CROWN HEIGHTS conclave

by Kevin Walsh

There’s a conclave of sorts in Crown Heights, where St. John’s, St. Charles and St. Francis Places all come together just west of Bedford Avenue.

Running from 5th Avenue and Douglass Street east to 8th and Flatbush Avenues, and again from Plaza Street at Grand Army Plaza to East New York Avenue, St. John’s Place and its parallel streets in Park Slope and Crown Heights are among Brooklyn’s longest.

St. John’s Place was renamed in the 1880s from Douglass Street in honor of St. John’s Episcopal Church (above), 139 St. John’s Place between 6th and 7th Avenues. (The church quite possibly has the most detailed history online of any NYC church.) It’s one of two St. John’s Episcopal Churches in Brooklyn, the other being the historic Church of the Generals in Bay Ridge, where both Robert E. Lee and Stonewall Jackson were vestrymen.

Douglass Street, incidentally, has gotten no love from Brooklyn and NYC powers over the years; it originally went from Court Street all the way east and south to East 98th St. and Hegeman Avenue in Brownsville, but while the stretch between 5th and East New York Avenue was renamed St. John’s Place, the southern stretch was renamed Strauss Street after famed entrepreneur Isidor Strauss went down with the Titanic in 1912.

St. Charles

Catholic Online lists fully nine saints named Charles, so deciphering which one Brooklyn’s St. Charles Place is named for might be difficult, but my guess is St. Charles Borromeo (1538-1584), who is also remembered by a church in Brooklyn Heights. Charles Borromeo was a prominent figure in the Counter-Reformation following the Lutherian schism and Protestant Rebellion; he was ordained in 1563, and eventually rose to Cardinal.

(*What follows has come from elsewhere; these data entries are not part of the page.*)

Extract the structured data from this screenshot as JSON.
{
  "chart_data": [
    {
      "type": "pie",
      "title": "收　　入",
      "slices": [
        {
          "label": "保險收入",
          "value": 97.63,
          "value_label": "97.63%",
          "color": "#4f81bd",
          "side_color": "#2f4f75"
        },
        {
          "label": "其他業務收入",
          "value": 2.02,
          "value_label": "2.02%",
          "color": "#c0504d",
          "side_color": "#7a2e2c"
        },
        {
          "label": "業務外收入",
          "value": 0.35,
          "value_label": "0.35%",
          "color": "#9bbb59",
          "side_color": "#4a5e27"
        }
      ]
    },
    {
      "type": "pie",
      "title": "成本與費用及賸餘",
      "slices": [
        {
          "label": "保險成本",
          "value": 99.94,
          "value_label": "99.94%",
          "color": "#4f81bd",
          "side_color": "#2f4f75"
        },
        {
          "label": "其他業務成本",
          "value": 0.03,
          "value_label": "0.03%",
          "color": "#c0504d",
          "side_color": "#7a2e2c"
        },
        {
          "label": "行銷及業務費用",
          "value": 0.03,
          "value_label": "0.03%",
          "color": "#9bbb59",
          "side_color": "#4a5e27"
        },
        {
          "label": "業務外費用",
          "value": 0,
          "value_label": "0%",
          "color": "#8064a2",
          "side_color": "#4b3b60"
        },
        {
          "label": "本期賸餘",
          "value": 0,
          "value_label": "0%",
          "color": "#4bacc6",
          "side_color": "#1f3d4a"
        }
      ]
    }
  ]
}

St. Charles Place is a peaceful one-block street featuring attached brownstones and townhouses. It appears on maps as early as 1890 or so. Below right: St. Johns Place as seen from St. Charles Place.

St. Francis Place

While there are nine St. Charleses in the directory, there are forty-one saints named Francis. It’s likely that St. Francis Place was named for either St. Francis of Assisi or St. Francis Xavier. Francis of Assisi (1181-1226)has been called the most beloved Catholic saint, and the familiar representations of him surrounded by animals are certainly the most recognizable (other than, perhaps, St. Sebastian with the arrows). Francis Xavier (1506-1552) was a Spanish missionary to East Asia and a co-founder of the Society of Jesus (the Jesuits).

St. Francis Place facing Lincoln Place

St. Francis Place is slightly more interesting visually than its partner St. Charles Place, with variegated colorings in its attached stone houses. The shot of the street facing St. Johns Place (below right) again shows, if anything, how insanely large vehicles became in the 2000s.

photography: July 11, 2009; page completed July 14, 2009

2 comments

Websteward March 13, 2013 - 9:17 pm

The Jesuits ran the Spanish Inquisition, and no one expects the Spanish Inquisition.

Reply
G. Weiss March 23, 2015 - 1:56 pm

I just wanted to mention that St. John’s Place was still Douglass in Brownsville as of 1940. Doing some genealogical work in that area, and was looking at the census.